Hi, my name is John. I’ll share my story…more for my benefit that anybody else’s, but please feel free to read this huge novel if you feel up to it.
Several years ago I had issues with health anxiety that I managed to resolve on my own. A complete change of life including a move to another country helped me get over my issues and I thought I had everything under control.
Unfortunately, three weeks ago I made one little Google search and things have gone downhill very rapidly.
As I was walking home from work one day I felt my salivary glands swell up and started producing quite a bit of saliva in my mouth. This was a very new sensation for me and once home I couldn’t help myself: I ran a search for excess saliva and found a list of potential ailments. As we do, I picked out the worst one I had heard of: Rabies.
Ah, good old Rabies. 99% fatal once symptoms appear. That’s a great illness to worry about. I started checking off the symptoms, ignoring those I didn’t have and focusing like a laser beam on those I did. Did you know anxiety and insomnia are symptoms of rabies? Brilliant. I spent the entire night unable to sleep because I was worried about rabies, because symptoms include being worried and being unable to sleep. It was an awful loop. As tiredness set in I let the fear take hold, and my insomnia became more serious.
I started thinking through how I could’ve caught rabies. When nothing made sense (a dog bit me once, but he is still alive now), I remembered I live in area with an active bat population and decided one must have bitten me without my knowledge…or something. I started getting pins and needles, twitchy muscles, hot flashes, burning skin…the standard neurological symptoms anxiety brings on and that are shared with rabies: a nerve-attacking virus.
The hospital visits started. I now live in a country where healthcare is cheap and open for whatever you want to pay for. CT, MRI, EMG, X-Rays, Bloodwork…everything clean. But that didn’t matter because rabies is very difficult to detect. I took my results to other doctors but nobody would entertain the notion that I had the virus, “Where’s your fever? Headache? Nausea? Spasms?” they all asked. It didn’t matter, I’d already spent several nights reading everything about rabies on the internet and had come across several case studies of atypical rabies. I figured I was one of those.

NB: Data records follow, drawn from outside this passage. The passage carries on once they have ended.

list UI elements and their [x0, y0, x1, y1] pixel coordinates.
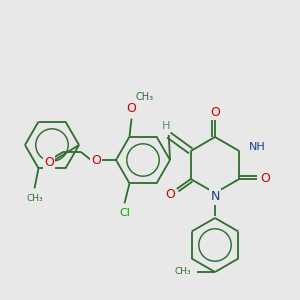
Text: O: O — [210, 106, 220, 118]
Text: N: N — [210, 190, 220, 203]
Text: H: H — [162, 121, 170, 131]
Text: O: O — [260, 172, 270, 185]
Text: NH: NH — [249, 142, 266, 152]
Text: O: O — [165, 188, 175, 200]
Text: O: O — [44, 155, 54, 169]
Text: O: O — [127, 102, 136, 115]
Text: CH₃: CH₃ — [26, 194, 43, 203]
Text: Cl: Cl — [119, 208, 130, 218]
Text: O: O — [91, 154, 101, 166]
Text: CH₃: CH₃ — [136, 92, 154, 102]
Text: CH₃: CH₃ — [175, 268, 191, 277]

I got diagnosed with anxiety and given buspirone and zopiclone to help me sleep. The sleep came and helped, but I was still convinced I’d be dead within a week and started spending more time with my wife and son, believing I wouldn’t make it to my son’s third birthday (four days ago).
I did make it (of course!), and my sleep is now somewhat under control without medication, but my health anxiety certainly isn’t. I started exercising, which has helped somewhat, but now all my muscles ache which I’ve turned into a new symptom. I wake up every morning feeling tired and lightheaded…still checking up on rabies, creating some fictional atypical variant of the virus in my mind that would still allow me to be alive at this point. Maybe I have an amazing immune system that makes the virus take longer, or maybe I just noticed the silent incubation phase and the real symptoms have only just begun?
Every time I feel a gust of wind, take a sip of water, or get angry because my son did something wrong I find myself second-guessing my body’s reactions, waiting for one of the telltale rabies signs to show. Was I scared of that wind? Was that water easy to swallow? Am I become irritable and aggressive?
I feel awful, and the worst part is, as my fiction becomes less and less possible with each passing day, I’m not calling myself an idiot, but deciding I misdiagnosed myself. Thyroid cancer is coming up on the radar pretty fast. My wife is supporting me as best she can, but has lost her patience and temper a few times. My complaints about new symptoms are daily. My anxiety is bordering on depression.
I don’t really have any questions as yet, I just needed to write this all down, get it off my chest and share it somewhere. If anybody made it this far, thanks for reading. If not, I feel better for having written it down anyway. I don’t think I can fix this by myself this time, so will be coming here for some support when I need it. Thanks.